$\aleph_1$ and the modal $\mu$-calculus.

For a regular cardinal $\kappa$, a formula of the modal $\mu$-calculus is $\kappa$-continuous in a variable x if, on every model, its interpretation as a unary function of x is monotone and preserves unions of $\kappa$-directed sets. We define the fragment $C_{\aleph_1}(x)$ of the modal $\mu$-calculus and prove that all the formulas in this fragment are $\aleph_1$-continuous. For each formula $\phi(x)$ of the modal $\mu$-calculus, we construct a formula $\psi(x) \in C_{\aleph_1 }(x)$ such that $\phi(x)$ is $\kappa$-continuous, for some $\kappa$, if and only if $\phi(x)$ is equivalent to $\psi(x)$. Consequently, we prove that (i) the problem whether a formula is $\kappa$-continuous for some $\kappa$ is decidable, (ii) up to equivalence, there are only two fragments determined by continuity at some regular cardinal: the fragment $C_{\aleph_0}(x)$ studied by Fontaine and the fragment $C_{\aleph_1}(x)$. We apply our considerations to the problem of characterizing closure ordinals of formulas of the modal $\mu$-calculus.
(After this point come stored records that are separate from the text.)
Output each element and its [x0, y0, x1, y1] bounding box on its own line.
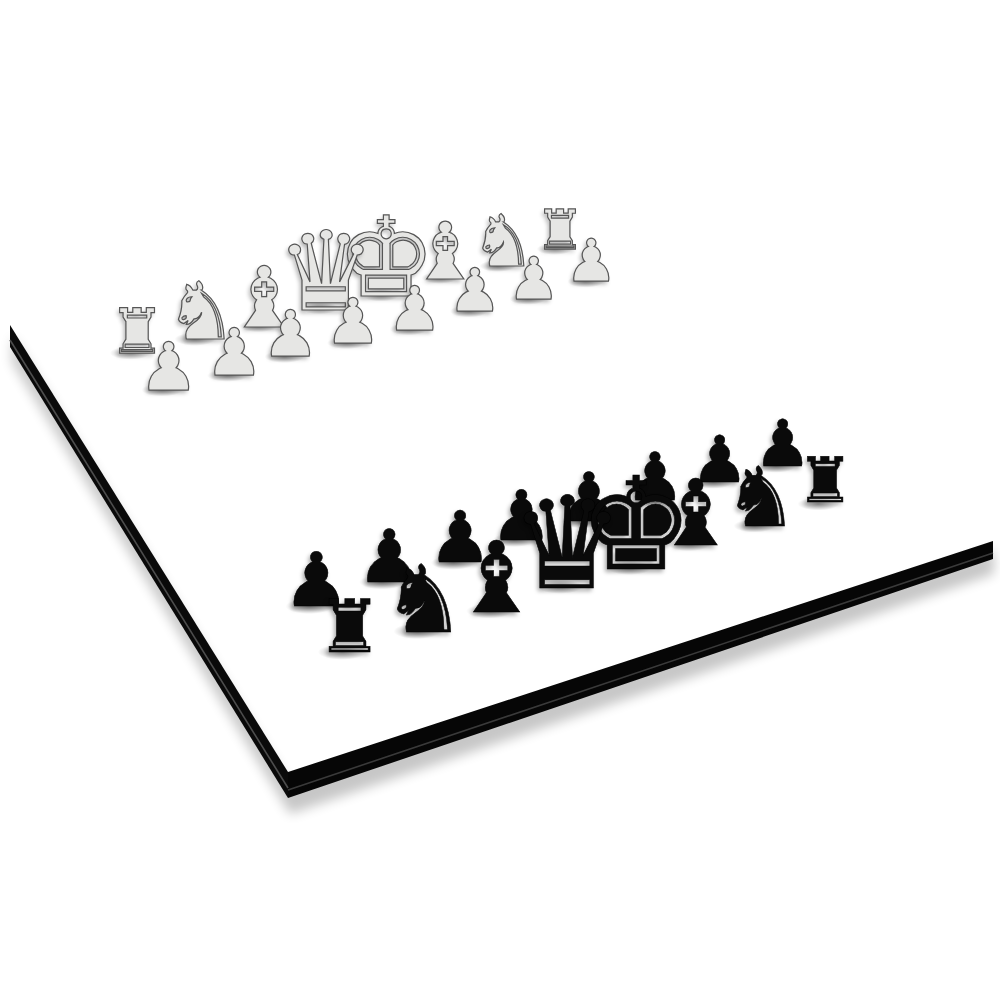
right-side-seam — [288, 553, 993, 790]
chess-set-photo: ♜♞♝♛♚♝♞♜♟♟♟♟♟♟♟♟♟♟♟♟♟♟♟♟♜♞♝♛♚♝♞♜ — [0, 0, 1000, 1000]
board-underside — [0, 0, 1000, 1000]
left-side-seam — [10, 340, 288, 788]
right-side-face — [288, 541, 993, 798]
left-side-face — [10, 325, 288, 798]
page: { "game": "chess", "description": "Angle… — [0, 0, 1000, 1000]
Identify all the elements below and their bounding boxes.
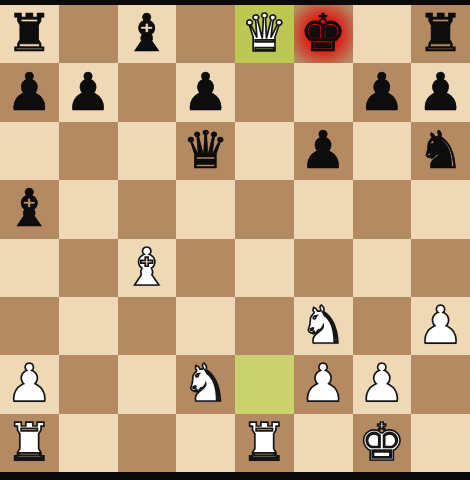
square-e2[interactable] — [235, 355, 294, 413]
square-h2[interactable] — [411, 355, 470, 413]
piece-black-pawn[interactable]: ♟ — [182, 66, 229, 118]
square-b7[interactable]: ♟ — [59, 63, 118, 121]
square-g7[interactable]: ♟ — [353, 63, 412, 121]
square-c7[interactable] — [118, 63, 177, 121]
square-c2[interactable] — [118, 355, 177, 413]
square-h4[interactable] — [411, 239, 470, 297]
square-h7[interactable]: ♟ — [411, 63, 470, 121]
square-b3[interactable] — [59, 297, 118, 355]
piece-black-pawn[interactable]: ♟ — [300, 124, 347, 176]
square-b2[interactable] — [59, 355, 118, 413]
piece-black-knight[interactable]: ♞ — [417, 124, 464, 176]
square-f2[interactable]: ♟ — [294, 355, 353, 413]
square-d1[interactable] — [176, 414, 235, 472]
square-b5[interactable] — [59, 180, 118, 238]
square-h6[interactable]: ♞ — [411, 122, 470, 180]
square-d3[interactable] — [176, 297, 235, 355]
square-d6[interactable]: ♛ — [176, 122, 235, 180]
piece-black-bishop[interactable]: ♝ — [124, 7, 171, 59]
piece-black-pawn[interactable]: ♟ — [65, 66, 112, 118]
square-d2[interactable]: ♞ — [176, 355, 235, 413]
square-f1[interactable] — [294, 414, 353, 472]
square-h3[interactable]: ♟ — [411, 297, 470, 355]
square-e3[interactable] — [235, 297, 294, 355]
square-g2[interactable]: ♟ — [353, 355, 412, 413]
piece-black-rook[interactable]: ♜ — [417, 7, 464, 59]
square-f7[interactable] — [294, 63, 353, 121]
square-c5[interactable] — [118, 180, 177, 238]
square-a3[interactable] — [0, 297, 59, 355]
square-g6[interactable] — [353, 122, 412, 180]
square-c8[interactable]: ♝ — [118, 5, 177, 63]
square-a2[interactable]: ♟ — [0, 355, 59, 413]
square-h8[interactable]: ♜ — [411, 5, 470, 63]
piece-white-knight[interactable]: ♞ — [300, 299, 347, 351]
piece-white-knight[interactable]: ♞ — [182, 357, 229, 409]
piece-white-pawn[interactable]: ♟ — [6, 357, 53, 409]
square-a6[interactable] — [0, 122, 59, 180]
piece-white-queen[interactable]: ♛ — [241, 7, 288, 59]
square-a4[interactable] — [0, 239, 59, 297]
square-e8[interactable]: ♛ — [235, 5, 294, 63]
square-g1[interactable]: ♚ — [353, 414, 412, 472]
piece-white-pawn[interactable]: ♟ — [359, 357, 406, 409]
square-h1[interactable] — [411, 414, 470, 472]
square-d4[interactable] — [176, 239, 235, 297]
square-d7[interactable]: ♟ — [176, 63, 235, 121]
square-e1[interactable]: ♜ — [235, 414, 294, 472]
square-a7[interactable]: ♟ — [0, 63, 59, 121]
piece-black-pawn[interactable]: ♟ — [417, 66, 464, 118]
square-a1[interactable]: ♜ — [0, 414, 59, 472]
square-e6[interactable] — [235, 122, 294, 180]
piece-white-pawn[interactable]: ♟ — [417, 299, 464, 351]
square-f5[interactable] — [294, 180, 353, 238]
bottom-bar — [0, 472, 470, 480]
square-c6[interactable] — [118, 122, 177, 180]
square-e5[interactable] — [235, 180, 294, 238]
piece-black-queen[interactable]: ♛ — [182, 124, 229, 176]
piece-white-rook[interactable]: ♜ — [6, 416, 53, 468]
square-b1[interactable] — [59, 414, 118, 472]
square-c4[interactable]: ♝ — [118, 239, 177, 297]
square-f3[interactable]: ♞ — [294, 297, 353, 355]
square-d8[interactable] — [176, 5, 235, 63]
square-f6[interactable]: ♟ — [294, 122, 353, 180]
piece-black-bishop[interactable]: ♝ — [6, 182, 53, 234]
square-b6[interactable] — [59, 122, 118, 180]
piece-white-pawn[interactable]: ♟ — [300, 357, 347, 409]
square-g8[interactable] — [353, 5, 412, 63]
square-g4[interactable] — [353, 239, 412, 297]
square-d5[interactable] — [176, 180, 235, 238]
piece-black-king[interactable]: ♚ — [300, 7, 347, 59]
square-c3[interactable] — [118, 297, 177, 355]
piece-black-pawn[interactable]: ♟ — [6, 66, 53, 118]
square-a5[interactable]: ♝ — [0, 180, 59, 238]
square-e4[interactable] — [235, 239, 294, 297]
square-h5[interactable] — [411, 180, 470, 238]
square-a8[interactable]: ♜ — [0, 5, 59, 63]
square-e7[interactable] — [235, 63, 294, 121]
square-f4[interactable] — [294, 239, 353, 297]
square-b8[interactable] — [59, 5, 118, 63]
piece-black-rook[interactable]: ♜ — [6, 7, 53, 59]
square-b4[interactable] — [59, 239, 118, 297]
square-g3[interactable] — [353, 297, 412, 355]
chess-board: ♜♝♛♚♜♟♟♟♟♟♛♟♞♝♝♞♟♟♞♟♟♜♜♚ — [0, 5, 470, 472]
piece-white-king[interactable]: ♚ — [359, 416, 406, 468]
square-c1[interactable] — [118, 414, 177, 472]
square-g5[interactable] — [353, 180, 412, 238]
piece-white-bishop[interactable]: ♝ — [124, 241, 171, 293]
piece-white-rook[interactable]: ♜ — [241, 416, 288, 468]
piece-black-pawn[interactable]: ♟ — [359, 66, 406, 118]
square-f8[interactable]: ♚ — [294, 5, 353, 63]
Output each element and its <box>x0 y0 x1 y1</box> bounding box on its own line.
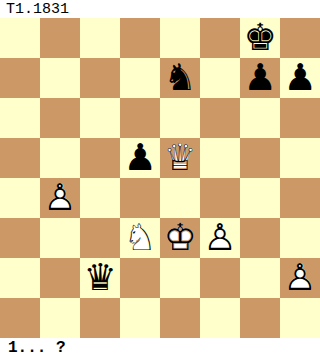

An ordinal $\alpha$ is the closure ordinal of a formula $\phi(x)$ if its interpretation on every model converges to its least fixed-point in at most $\alpha$ steps and if there is a model where the convergence occurs exactly in $\alpha$ steps. We prove that $\omega_1$, the least uncountable ordinal, is such a closure ordinal. Moreover we prove that closure ordinals are closed under ordinal sum. Thus, any formal expression built from 0, 1, $\omega$, $\omega_1$ by using the binary operator symbol + gives rise to a closure ordinal.